One evening, Robert came back from work with exciting news. ‘The project is complete so I’m finished here. I called one of my university pals and he’s willing to be my partner in the studio. Things are proceeding faster than I expected.’
‘When are you leaving?’ asked Giulia. She was shocked at how much she was distressed by Robert’s departure. She had known from the start that they would have to part. Had she hidden her real feelings to protect herself?
‘When I'm settled, you can pay me a visit. In my home, there will be always a place for good friends.’
Friends, that’s what they were and what they will ever be. Giulia’s father might not wish to finance another foreign trip and it would take her a long time to save enough money for it.
Giulia returned to Italy two months after Robert’s departure. She had passed her exam and obtained the proficiency certificate. Her father was delighted and soon Giulia started working with the sales manager.
She left home early in the morning, worked and came back home late in the evening. At weekends she went to eat a pizza or watch a movie with her school girlfriends. At Christmas she received a card from Robert. He had finally opened his studio and was inviting her to visit him in the spring or summer.
Giulia thought it was best to leave it at that, Christmas cards and the occasional postcard from Liguria where her family owned a holiday flat. Although she missed London, she had fitted back in her old life and was enjoying her job. Next year she would start travelling to the European wine fairs and she was looking forward to that. She mentioned the invitation to Margaret when she called her to wish her a Happy New Year.
‘Are you mad? You have to go! Think of the great time you’d have.’
‘But isn’t it best this way? Besides it’s quite expensive to fly to the US.’
‘If you go in the low season it won’t cost as much.’
‘What about you, what are you up to?’
‘I got a promotion! I’m now the PA of the managing director. I can afford to rent our flat on my own. Emma is a pain, she has to go. Soon it will be just me, unless you fancy coming back.’
‘Are you going to ask her to leave? Poor Emma.’

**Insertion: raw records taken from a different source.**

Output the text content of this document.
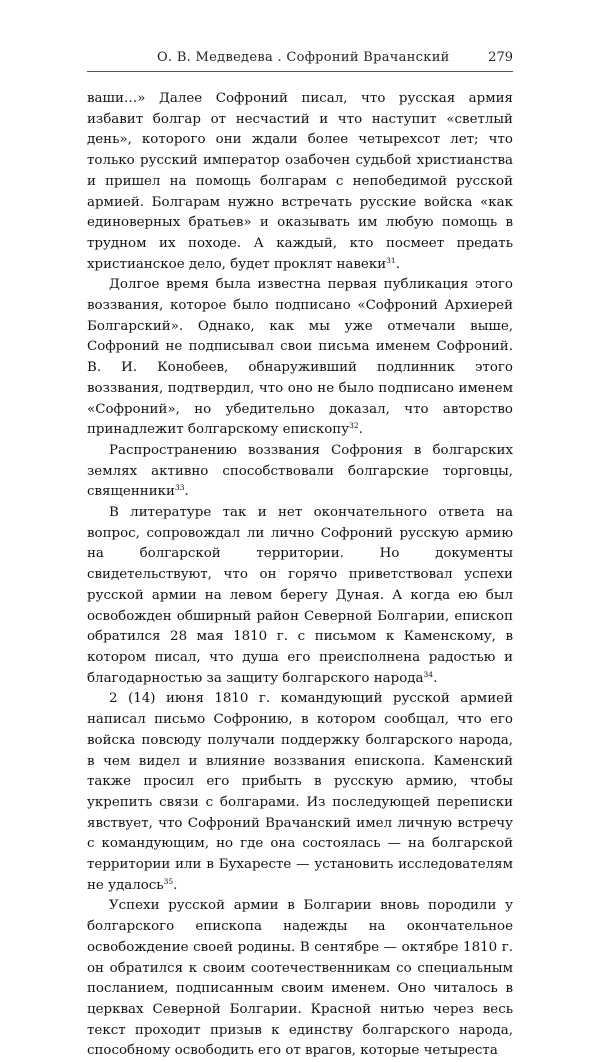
О. В. Медведева . Софроний Врачанский	279

ваши…» Далее Софроний писал, что русская армия избавит болгар от несчастий и что наступит «светлый день», которого они ждали более четырехсот лет; что только русский император озабочен судьбой христианства и пришел на помощь болгарам с непобедимой русской армией. Болгарам нужно встречать русские войска «как единоверных братьев» и оказывать им любую помощь в трудном их походе. А каждый, кто посмеет предать христианское дело, будет проклят навеки$^{31}$.

Долгое время была известна первая публикация этого воззвания, которое было подписано «Софроний Архиерей Болгарский». Однако, как мы уже отмечали выше, Софроний не подписывал свои письма именем Софроний. В. И. Конобеев, обнаруживший подлинник этого воззвания, подтвердил, что оно не было подписано именем «Софроний», но убедительно доказал, что авторство принадлежит болгарскому епископу$^{32}$.

Распространению воззвания Софрония в болгарских землях активно способствовали болгарские торговцы, священники$^{33}$.

В литературе так и нет окончательного ответа на вопрос, сопровождал ли лично Софроний русскую армию на болгарской территории. Но документы свидетельствуют, что он горячо приветствовал успехи русской армии на левом берегу Дуная. А когда ею был освобожден обширный район Северной Болгарии, епископ обратился 28 мая 1810 г. с письмом к Каменскому, в котором писал, что душа его преисполнена радостью и благодарностью за защиту болгарского народа$^{34}$.

2 (14) июня 1810 г. командующий русской армией написал письмо Софронию, в котором сообщал, что его войска повсюду получали поддержку болгарского народа, в чем видел и влияние воззвания епископа. Каменский также просил его прибыть в русскую армию, чтобы укрепить связи с болгарами. Из последующей переписки явствует, что Софроний Врачанский имел личную встречу с командующим, но где она состоялась — на болгарской территории или в Бухаресте — установить исследователям не удалось$^{35}$.

Успехи русской армии в Болгарии вновь породили у болгарского епископа надежды на окончательное освобождение своей родины. В сентябре — октябре 1810 г. он обратился к своим соотечественникам со специальным посланием, подписанным своим именем. Оно читалось в церквах Северной Болгарии. Красной нитью через весь текст проходит призыв к единству болгарского народа, способному освободить его от врагов, которые четыреста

‘Don’t worry. She’s is moving in with her boyfriend. I wish him all the luck in the world as he will need it.’
Giulia called the travel agent to book plane tickets to Paris and hotel accommodation for the Spring Wine Fair. It was going to be her first international fair. She couldn’t resist asking for the cheapest fare to Houston. She was told that direct flights were expensive, but if she didn’t mind changing in New York, there was a really good deal for early February. Giulia thanked the woman and hung up. If she added her Christmas money to her savings she could afford to go.
She rang Robert and asked him if it was OK to visit him for a week in February. ‘I know it’s a bit sudden, but I was quoted a good fare and I can just about afford it now.’

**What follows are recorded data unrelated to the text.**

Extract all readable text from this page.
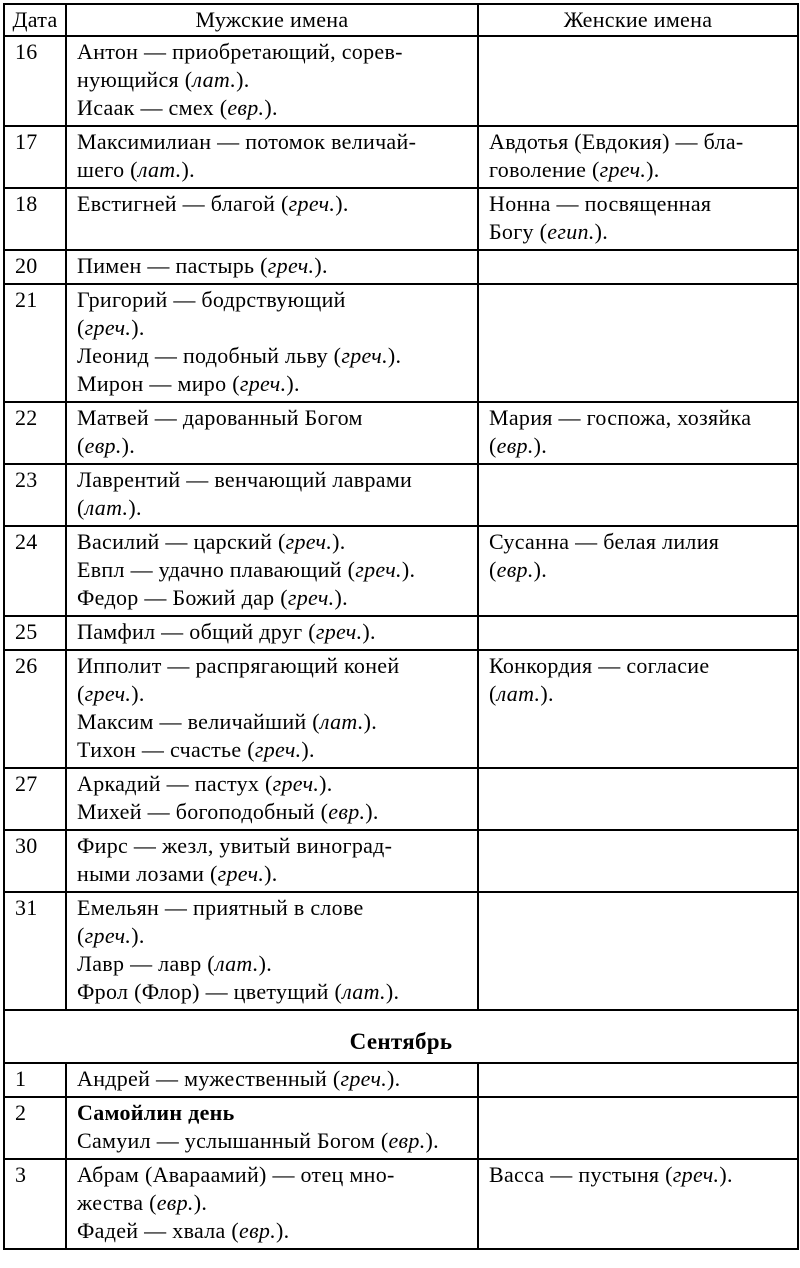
Дата	Мужские имена	Женские имена
16	Антон — приобретающий, сорев-
нующийся (лат.).
Исаак — смех (евр.).	
17	Максимилиан — потомок величай-
шего (лат.).	Авдотья (Евдокия) — бла-
говоление (греч.).
18	Евстигней — благой (греч.).	Нонна — посвященная
Богу (егип.).
20	Пимен — пастырь (греч.).	
21	Григорий — бодрствующий
(греч.).
Леонид — подобный льву (греч.).
Мирон — миро (греч.).	
22	Матвей — дарованный Богом
(евр.).	Мария — госпожа, хозяйка
(евр.).
23	Лаврентий — венчающий лаврами
(лат.).	
24	Василий — царский (греч.).
Евпл — удачно плавающий (греч.).
Федор — Божий дар (греч.).	Сусанна — белая лилия
(евр.).
25	Памфил — общий друг (греч.).	
26	Ипполит — распрягающий коней
(греч.).
Максим — величайший (лат.).
Тихон — счастье (греч.).	Конкордия — согласие
(лат.).
27	Аркадий — пастух (греч.).
Михей — богоподобный (евр.).	
30	Фирс — жезл, увитый виноград-
ными лозами (греч.).	
31	Емельян — приятный в слове
(греч.).
Лавр — лавр (лат.).
Фрол (Флор) — цветущий (лат.).	
Сентябрь		
1	Андрей — мужественный (греч.).	
2	Самойлин день
Самуил — услышанный Богом (евр.).	
3	Абрам (Авараамий) — отец мно-
жества (евр.).
Фадей — хвала (евр.).	Васса — пустыня (греч.).
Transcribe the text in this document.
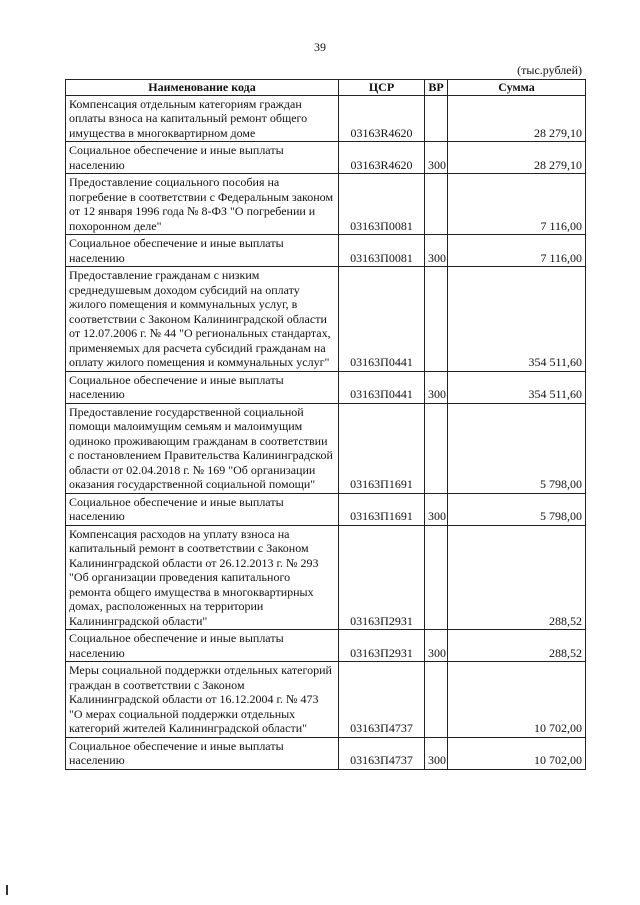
39
(тыс.рублей)
Наименование кода	ЦСР	ВР	Сумма
Компенсация отдельным категориям граждан оплаты взноса на капитальный ремонт общего имущества в многоквартирном доме	03163R4620		28 279,10
Социальное обеспечение и иные выплаты населению	03163R4620	300	28 279,10
Предоставление социального пособия на погребение в соответствии с Федеральным законом от 12 января 1996 года № 8-ФЗ "О погребении и похоронном деле"	03163П0081		7 116,00
Социальное обеспечение и иные выплаты населению	03163П0081	300	7 116,00
Предоставление гражданам с низким среднедушевым доходом субсидий на оплату жилого помещения и коммунальных услуг, в соответствии с Законом Калининградской области от 12.07.2006 г. № 44 "О региональных стандартах, применяемых для расчета субсидий гражданам на оплату жилого помещения и коммунальных услуг"	03163П0441		354 511,60
Социальное обеспечение и иные выплаты населению	03163П0441	300	354 511,60
Предоставление государственной социальной помощи малоимущим семьям и малоимущим одиноко проживающим гражданам в соответствии с постановлением Правительства Калининградской области от 02.04.2018 г. № 169 "Об организации оказания государственной социальной помощи"	03163П1691		5 798,00
Социальное обеспечение и иные выплаты населению	03163П1691	300	5 798,00
Компенсация расходов на уплату взноса на капитальный ремонт в соответствии с Законом Калининградской области от 26.12.2013 г. № 293 "Об организации проведения капитального ремонта общего имущества в многоквартирных домах, расположенных на территории Калининградской области"	03163П2931		288,52
Социальное обеспечение и иные выплаты населению	03163П2931	300	288,52
Меры социальной поддержки отдельных категорий граждан в соответствии с Законом Калининградской области от 16.12.2004 г. № 473 "О мерах социальной поддержки отдельных категорий жителей Калининградской области"	03163П4737		10 702,00
Социальное обеспечение и иные выплаты населению	03163П4737	300	10 702,00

‘I’d love to show you around,’ said Robert. ‘I can take some time off as it is not too busy now.’
Giulia managed her connection to Houston without a hitch. She had never spent so many hours on planes and when she got off, her legs felt numb. She collected her case and walked towards the exit, eager to stretch her legs.
Robert was waiting in the arrival area with a pretty blonde. They were laughing and looked very happy together. They soon spotted her and Robert waved.

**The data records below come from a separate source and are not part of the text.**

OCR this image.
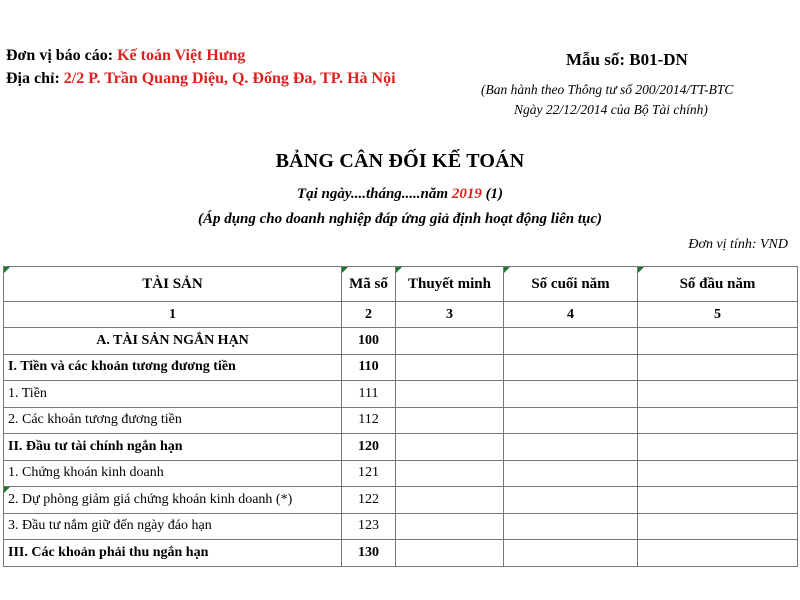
Đơn vị báo cáo: Kế toán Việt Hưng
Địa chỉ: 2/2 P. Trần Quang Diệu, Q. Đống Đa, TP. Hà Nội
Mẫu số: B01-DN
(Ban hành theo Thông tư số 200/2014/TT-BTC
Ngày 22/12/2014 của Bộ Tài chính)
BẢNG CÂN ĐỐI KẾ TOÁN
Tại ngày....tháng.....năm 2019 (1)
(Áp dụng cho doanh nghiệp đáp ứng giả định hoạt động liên tục)
Đơn vị tính: VND
TÀI SẢN	Mã số	Thuyết minh	Số cuối năm	Số đầu năm
1	2	3	4	5
A. TÀI SẢN NGẮN HẠN	100			
I. Tiền và các khoản tương đương tiền	110			
1. Tiền	111			
2. Các khoản tương đương tiền	112			
II. Đầu tư tài chính ngắn hạn	120			
1. Chứng khoán kinh doanh	121			

2. Dự phòng giảm giá chứng khoán kinh doanh (*)	122			
3. Đầu tư nắm giữ đến ngày đáo hạn	123			
III. Các khoản phải thu ngắn hạn	130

‘Hi, I'm Susan, Robert told me all about you.’
‘Hello, Susan, nice to meet you.’
‘You must be tired,’ said Robert and took her case. They walked to the underground parking and Robert put Giulia’s case in the boot of an expensive looking convertible.
From her back seat, Giulia struggled to follow Robert and Susan’s conversation, saying very little. When they reached Robert’s apartment and Susan made her feel at home with a coffee and slice of cake, Giulia couldn’t contain her curiosity any longer. ‘Where did you meet?’ she asked trying to sound casual.
‘I've know Rob since he was a little,’ said Susan, ruffling Robert’s hair. ‘I’ve loved him from the first sight. Isn't my little brother awesome?’